Went to bed at 4 in a strangers bed. woke up wearing scrubs, realized i was gonna be late for work so i just wore the same clothes as the day before... i don't have a toothbrush and im pretty sure there is leftover semen in my mouth. at some point i think i was at the beach cuz theres is sand in my underwear. i love newport already.
I just saw a man vacuming his front lawn. What is this world coming to?
every time I see Anne Hathaway all I can think is "my cousin fucked a guy who fucked her" and it makes me proud.... so I want to say thank you for being that cousin.
Don't be offended. I can't even stand sleeping next to my dildo after I'm done, let alone a whole person.
Well as our DD it was my responsibility to get us home safely. If that meant strapping you down to the backseat using all 3 seatbelts then so be it.
Yeah we can't find him. He left a note saying he left and isn't that drunk with what appears to be an attempt at the quadratic formula for proof. He also wrote down his number and left his phone by the note
I would compare it to a jeffrey but in smoothie form. More drugs in here than Bobby Brown's sock drawer.

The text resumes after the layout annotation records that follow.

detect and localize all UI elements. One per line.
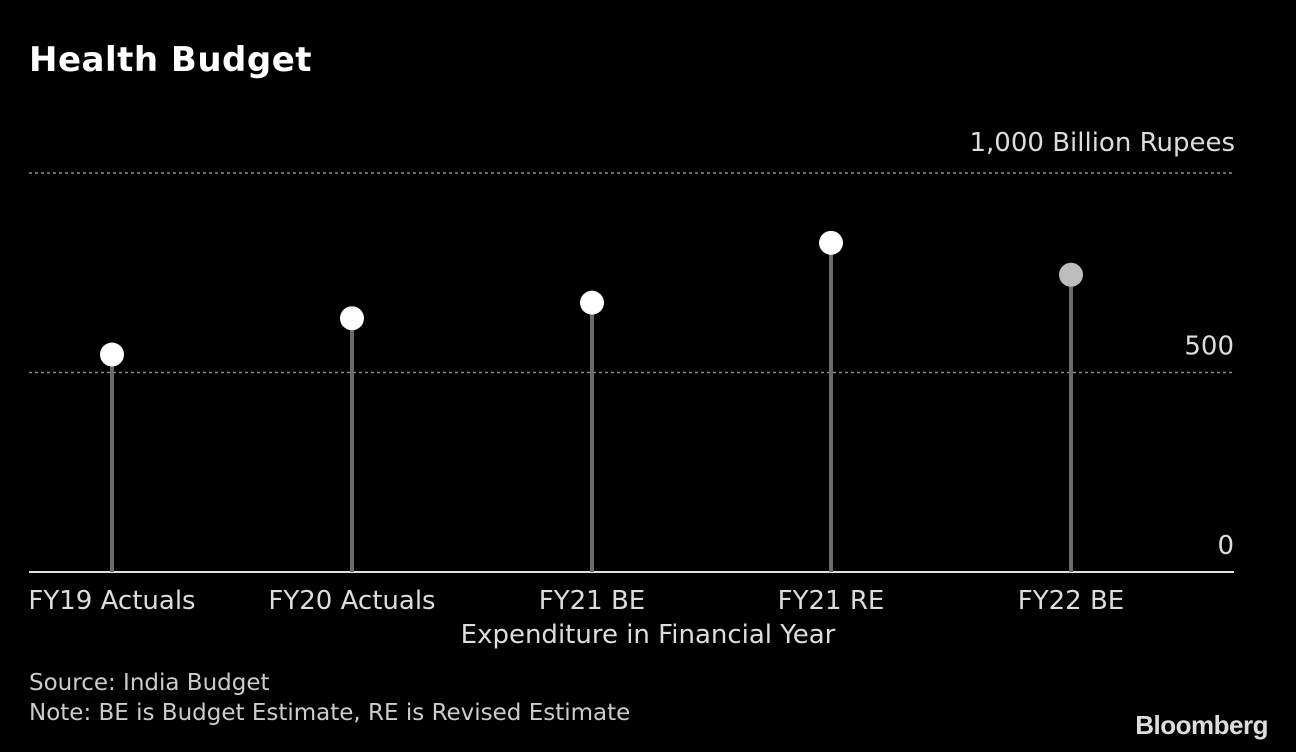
y-axis-unit-label: 1,000 Billion Rupees [969,128,1236,158]
y-tick-label: 500 [1184,332,1234,362]
x-tick-label: FY20 Actuals [268,586,435,616]
chart-title: Health Budget [29,40,313,80]
data-point [819,230,843,255]
data-point [100,342,124,367]
x-tick-label: FY21 RE [778,586,885,616]
x-tick-label: FY21 BE [539,586,645,616]
data-point [340,306,364,331]
y-tick-label: 0 [1217,531,1234,561]
x-tick-label: FY19 Actuals [28,586,195,616]
data-point [1059,262,1083,287]
footnote: Note: BE is Budget Estimate, RE is Revis… [29,700,631,726]
x-axis-title-text: Expenditure in Financial Year [460,620,836,650]
bloomberg-logo: Bloomberg [1135,710,1268,740]
x-tick-label: FY22 BE [1018,586,1124,616]
data-point [580,290,604,315]
source-note: Source: India Budget [29,670,270,696]
x-axis-title: Expenditure in Financial Year [0,620,1296,650]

It feels like im being cuddled by a thousand little smurf vaginas
He gave me such a powerful orgasm I blurted out I love you. This is why just rebouding out of a serouis relationship is awkward.
Not going to lie- I'm a little freaked out camping right now. This is one of those high activities you don't do by yourselves...or close to bears
Can we put this graduation on the shelf figuratively and go drink
i could have been the DD. this is ridiculous. i'm the most sober and getting the least ass.
BTW, you ever shave a dick into my dog, I'll cut you. I'll laugh first, but then I'll cut you
1st date with cop went weird. He yelled at me & we had a horrible date. Walking to the car I tripped & started bleeding & then he made out with me. Is it wrong that I want to see him again?
THIS IS WHY YOU NEED THERAPY!
I got all the way to work before I realized there were Trojans in my bra.